Shares in the bank fell sharply in Dublin in response to the announcement, though they regained some ground later in the day. See how the shares performed here

AIB said that a €5.4 billion equity capital raising would be launched in November and completed before December. The raising will be fully underwritten by the National Pensions Reserve Fund Commission at a fixed price of 50 cent per new ordinary share. This represents a discount of over 9% to the bank's closing price yesterday.

The Minister said that if necessary, the National Pension Reserve Fund Commission's commitment will be met through a new cash contribution to up to €3.7 billion for new ordinary shares from existing cash resources of the commission and by the conversion of up to €1.7 billion of the existing 2009 preference shares held by the commission.

The terms of the capital raising are subject to the approval of the European Commission, the bank's shareholders and other regulatory authorities.
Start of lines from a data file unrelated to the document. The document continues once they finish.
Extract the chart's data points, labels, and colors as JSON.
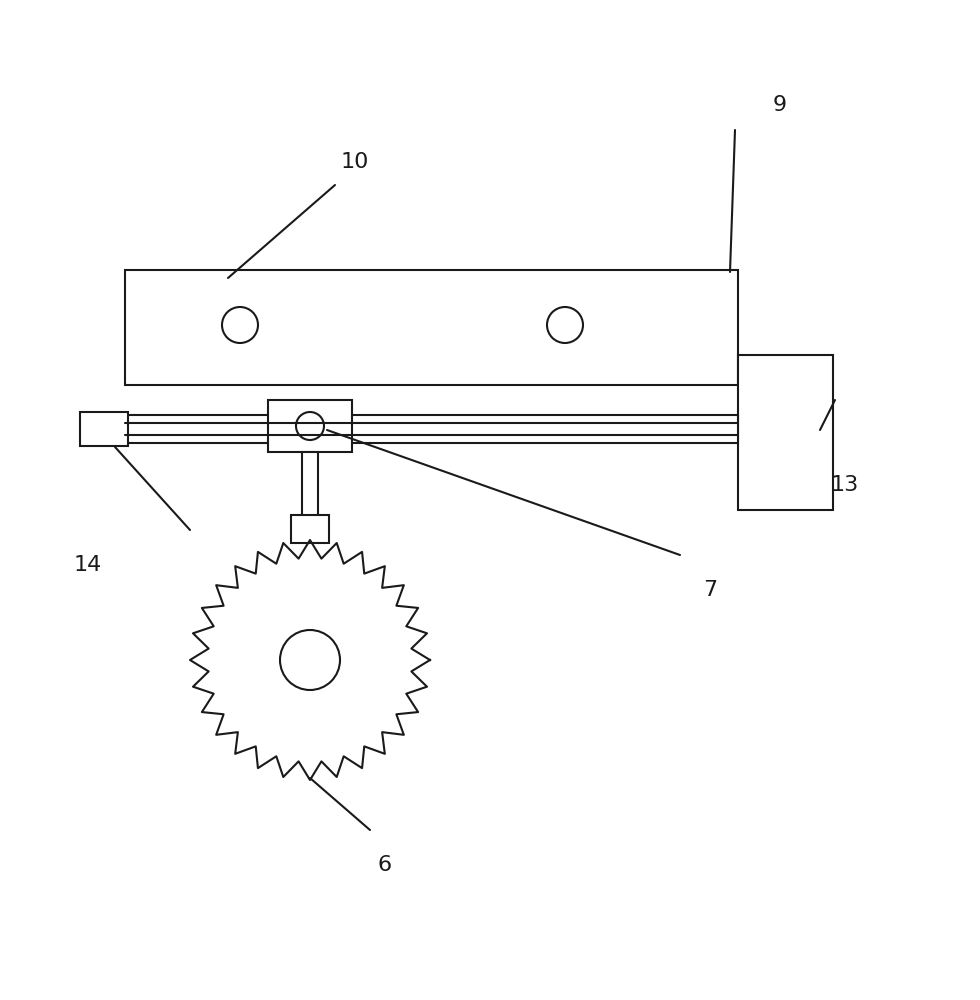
{
  "bg_color": "#ffffff",
  "line_color": "#1a1a1a",
  "lw": 1.5,
  "fig_w": 9.8,
  "fig_h": 10.0,
  "dpi": 100
}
Mr Lenihan said that the high level of support being provided to AIB, as an institution, is 'absolutely necessary' given the central role that the bank plays in the economy and in the Irish financial system.

He said that over the coming weeks he will be working closely with the board of the bank to ensure that AIB successfully overcomes its current challenges and develops a renewed strategic focus on the Irish market following the sale of its overseas operations.

AIB recently sold its Polish subsidiary BZWBK for €2.5 billion.

The general secretary of the IBOA union, Larry Broderick, said this morning's news 'should now extinguish the vain hope of avoiding majority State ownership which seems to have been key to the AIB board's policy of disposing of many of its prized assets'.

He said he hoped the Minister's plan for a new management team would lead to a re-evaluation of its policies, and urged AIB to reconsider especially the plan to sell off First Trust Bank in Northern Ireland and AIB's British arm.

'The board's proposal to go to the market in November to seek private investment would be further flawed if the prospectus on offer to would-be investors is for a Bank already shorn of many of its most attractive features,' Mr Broderick said.